Los siglos pasaron y Jerusalén, la “ciudad de la paz” –las paradojas son así–, fue saqueada en múltiples ocasiones. Sin embargo no sería hasta el año 70 de nuestra era cuando las legiones de la poderosa Roma, encabezadas por el emperador Tito, entraron en la ciudad antigua y esquilmaron el templo judío, llevando en su haber las riquezas materiales y espirituales que guardaba con celo la casa de Dios. Cuenta el historiador y cronista Flavio Josefo en su Guerra de los judíos, VI, XXXII, que “fue tan grande el botín que hicieron los romanos, que el oro se vendió en Siria posteriormente sólo a la mitad de lo que valía antes”. Y continuaba narrando en su obra, en los apartados VII, XVIII: “Todo lo que las naciones más venturosas habían podido acumular de más precioso, de más maravilloso y de más caro con el paso de los siglos, quedaba reunido aquel día para dar a conocer al mundo hasta qué punto se elevaba la grandeza del imperio. Entre la gran cantidad de botines, lo que destacaba con dorado brillo eran los que habían sido capturados en el Templo de Jerusalén, la mesa de oro que pesaba varios talentos y el candelabro de oro…”.

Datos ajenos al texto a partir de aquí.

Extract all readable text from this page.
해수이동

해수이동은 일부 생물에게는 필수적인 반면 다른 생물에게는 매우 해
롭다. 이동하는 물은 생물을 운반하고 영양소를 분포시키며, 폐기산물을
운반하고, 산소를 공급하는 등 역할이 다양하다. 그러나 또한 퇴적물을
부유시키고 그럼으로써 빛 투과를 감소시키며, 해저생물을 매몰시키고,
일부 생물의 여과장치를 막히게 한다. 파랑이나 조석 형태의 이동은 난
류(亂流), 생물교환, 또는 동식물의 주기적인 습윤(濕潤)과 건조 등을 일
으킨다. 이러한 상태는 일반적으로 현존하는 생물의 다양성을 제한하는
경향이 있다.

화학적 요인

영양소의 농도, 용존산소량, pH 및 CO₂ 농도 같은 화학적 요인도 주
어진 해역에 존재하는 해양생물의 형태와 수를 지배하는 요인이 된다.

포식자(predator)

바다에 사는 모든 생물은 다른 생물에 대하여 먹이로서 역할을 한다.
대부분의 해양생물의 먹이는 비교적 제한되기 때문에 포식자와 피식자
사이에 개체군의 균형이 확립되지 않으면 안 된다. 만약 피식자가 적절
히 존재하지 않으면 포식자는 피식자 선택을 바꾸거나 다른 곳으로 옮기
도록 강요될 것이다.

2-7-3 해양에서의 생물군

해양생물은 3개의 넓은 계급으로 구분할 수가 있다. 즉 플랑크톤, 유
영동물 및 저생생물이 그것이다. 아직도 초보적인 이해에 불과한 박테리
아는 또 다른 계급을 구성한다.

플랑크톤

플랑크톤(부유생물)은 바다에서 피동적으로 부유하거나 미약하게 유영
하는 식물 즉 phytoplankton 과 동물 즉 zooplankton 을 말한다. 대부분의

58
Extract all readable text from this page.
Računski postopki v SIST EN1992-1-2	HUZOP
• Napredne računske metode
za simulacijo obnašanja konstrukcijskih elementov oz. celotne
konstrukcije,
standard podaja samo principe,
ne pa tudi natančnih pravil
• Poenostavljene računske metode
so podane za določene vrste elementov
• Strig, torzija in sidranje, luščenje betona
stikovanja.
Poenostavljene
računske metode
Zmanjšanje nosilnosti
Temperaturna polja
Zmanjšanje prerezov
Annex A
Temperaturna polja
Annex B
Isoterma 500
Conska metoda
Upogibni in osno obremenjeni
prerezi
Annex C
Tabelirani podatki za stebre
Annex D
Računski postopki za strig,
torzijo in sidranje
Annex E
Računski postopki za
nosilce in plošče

Fue una época turbadora. Las constantes invasiones de los bárbaros del norte de Europa acabaron por hacer mella en un ya debilitado Imperio Romano, allá por el año 410 d.C. Los feroces guerreros del godo Alarico ahogaron sus ansias de lucha con la sangre de los vencidos. Las hordas triunfales traspasaron el umbral de la ciudad del Tíber, elevando con orgullo los pendones y las armas al caminar junto al mítico arco de Tito, en el que siglos atrás los mejores artesanos de la piedra grabaran, como un irónico canto a la inexistencia del poder eterno, los relieves en los que se ensalzaba la victoria y el asedio final de la Ciudad Santa, y la situación final del fantástico tesoro en el cercano templo de Júpiter Capitolino y en el palacio de los Césares. De nuevo pasaba a manos extrañas, pero el verdadero valor no anidaba en la suntuosidad de sus joyas o del oro; el verdadero valor del mismo residía en los conocimientos de una supuesta casta de iniciados, que sabedores de su trascendencia, lo protegieron con su vida. No en vano, la tradición secreta afirmaba que su poseedor tendría la llave de acceso al Conocimiento Absoluto… con mayúsculas, que para eso es único.

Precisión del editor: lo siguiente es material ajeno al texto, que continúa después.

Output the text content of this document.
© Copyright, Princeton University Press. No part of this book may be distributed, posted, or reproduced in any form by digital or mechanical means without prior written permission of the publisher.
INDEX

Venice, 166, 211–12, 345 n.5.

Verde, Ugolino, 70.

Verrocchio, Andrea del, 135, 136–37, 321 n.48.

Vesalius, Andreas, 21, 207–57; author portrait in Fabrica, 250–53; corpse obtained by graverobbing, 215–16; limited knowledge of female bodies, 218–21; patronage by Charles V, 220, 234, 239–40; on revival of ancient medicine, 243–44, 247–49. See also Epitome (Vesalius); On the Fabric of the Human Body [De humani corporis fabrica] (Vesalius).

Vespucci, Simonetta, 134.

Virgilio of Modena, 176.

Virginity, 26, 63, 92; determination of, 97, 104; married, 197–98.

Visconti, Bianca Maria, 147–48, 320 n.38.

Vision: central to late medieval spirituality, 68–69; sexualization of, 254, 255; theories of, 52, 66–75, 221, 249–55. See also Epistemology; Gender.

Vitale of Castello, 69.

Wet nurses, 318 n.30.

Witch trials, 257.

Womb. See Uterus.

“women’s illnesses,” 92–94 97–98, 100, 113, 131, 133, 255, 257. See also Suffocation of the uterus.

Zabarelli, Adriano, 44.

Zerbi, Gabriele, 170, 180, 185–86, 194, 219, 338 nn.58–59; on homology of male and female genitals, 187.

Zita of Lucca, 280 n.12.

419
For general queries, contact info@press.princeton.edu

Pese a tratarse de un punto en el que los historiadores no se ponen de acuerdo, las pistas parecen indicar casi con toda certeza que los utensilios sagrados del Templo de Yahvéh fueron incorporados en su totalidad al llamado “Tesoro Antiguo” de los visigodos, arrastrándolo en sus arcas cuando éstos se asentaron en el sur de Francia, en el siglo VI, concretamente en la ciudad de Carcasona. Con el paso de los siglos la región del Languedoc galo sería “ocupada” por clanes de judíos nómadas, en lo que años más tarde compondría la Septimania, y donde antes de su definitiva expulsión, debieron ocultar una información en cierto desestabilizadora, y si no que se lo pregunten a Dan Brown, el autor de El código da Vinci.